Uncle Tim’s Pedestrian Bridge has been an historic and iconic landmark in the community of Wellfleet, Massachusetts since its original construction in 1783. First known as “The New Bridge,” Uncle Tim’s Bridge connects pedestrians from Hamblen Island to the town center, crossing over Duck Creek. In the 1800’s a local fisherman and a tour guide named Timothy E. Daniels (Uncle Tim) had a shop located directly across from the bridge, which is why the bridge bears his name to this day.
While originally constructed over two centuries ago, the wooden bridge was partially replaced in the 1970s. Over the ensuing decades, however, the bridge experienced severe decay and was in need of repair. The Town of Wellfleet selected Environmental Partners in 2003 to complete a structural inspection of the condition of the existing bridge. Several components in need of replacement were identified, and the presence of soft rot decay was noted in the piles, bents, and decking. In addition, the railing system was unstable and in poor condition, putting pedestrians at risk. Selective spot replacement of piles, stringers, decking, and hand rails was initially recommended. However, upon further discussions with the Town, including the Department of Public Works, Historical Commission, and the Conservation Commission, a complete replacement approach was adopted.
Over the course of several years, EP continued to work with local agencies, departments, and stakeholders to prepare design concepts that would ensure the bridge update was contextual and consistent with its historic appearance.
The design for the project was finalized in November 2007, after significant input and collaboration between EP and various town boards. To span the 300 foot wide Duck Creek with a mean tide variation of five feet, the new design called for replacement of 60 wooden piles with new Greenheart piles, ten feet on center. A new superstructure consisting of 5/4″x 6″decking planks supported by three 4″x10″ pressure treated stringers spanning between pile caps. New 4″x4″ railing posts and side and hand rails completed the deck. Deck posts were spaced at 7’6″ to match the previous spacing and fitted with kickers and a 15″ deck overhang.
Construction commenced after Labor Day in 2008 and was completed in a total of only six weeks. Work was carefully sequenced around tide cycles, and efforts were made to minimize impacts to the creek ecosystem and adjacent wetlands. Pile lengths varied from 16 feet to 37 feet, averaging approximately 30 feet in the center of the creek.
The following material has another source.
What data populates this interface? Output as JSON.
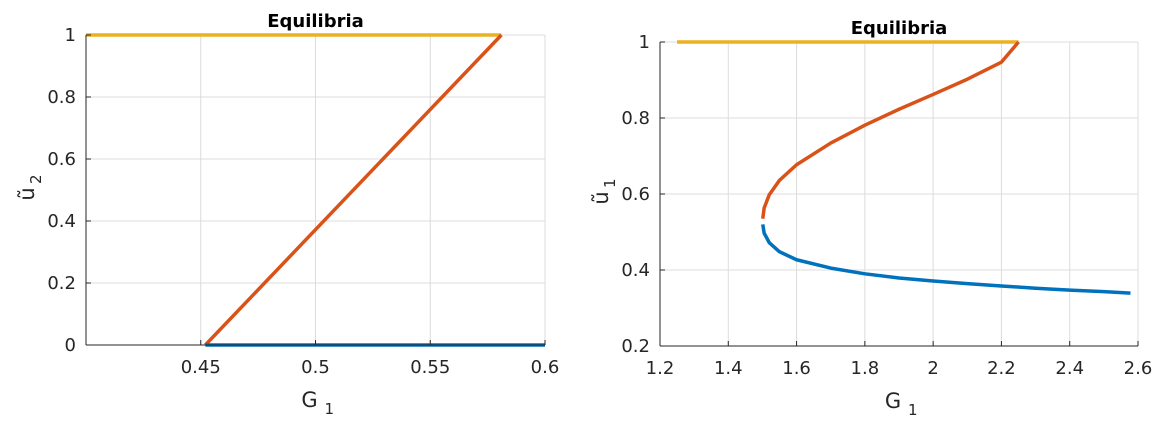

Demolition and pile driving took approximately three weeks to complete while deck framing and finish work was completed in the additional three weeks.
EP prepared the design, plans, specifications, and permits for the project, coordinated the bidding process, and oversaw construction. For the work done to replace Uncle Tim’s Pedestrian Bridge, EP was awarded a Silver Award for outstanding professional excellence by the American Council of Engineering Companies in 2010. In addition, collaboration between the various town boards, DPW and contractor (Robert B. Our Co. Inc., Harwich) resulted in a successful project that the town can be proud of for many years. Uncle Tim’s Bridge will continue to draw visitors to Wellfleet all year round to enjoy spectacular views and unique walking and hiking trails near Duck Creek that lead to beaches along the harbor.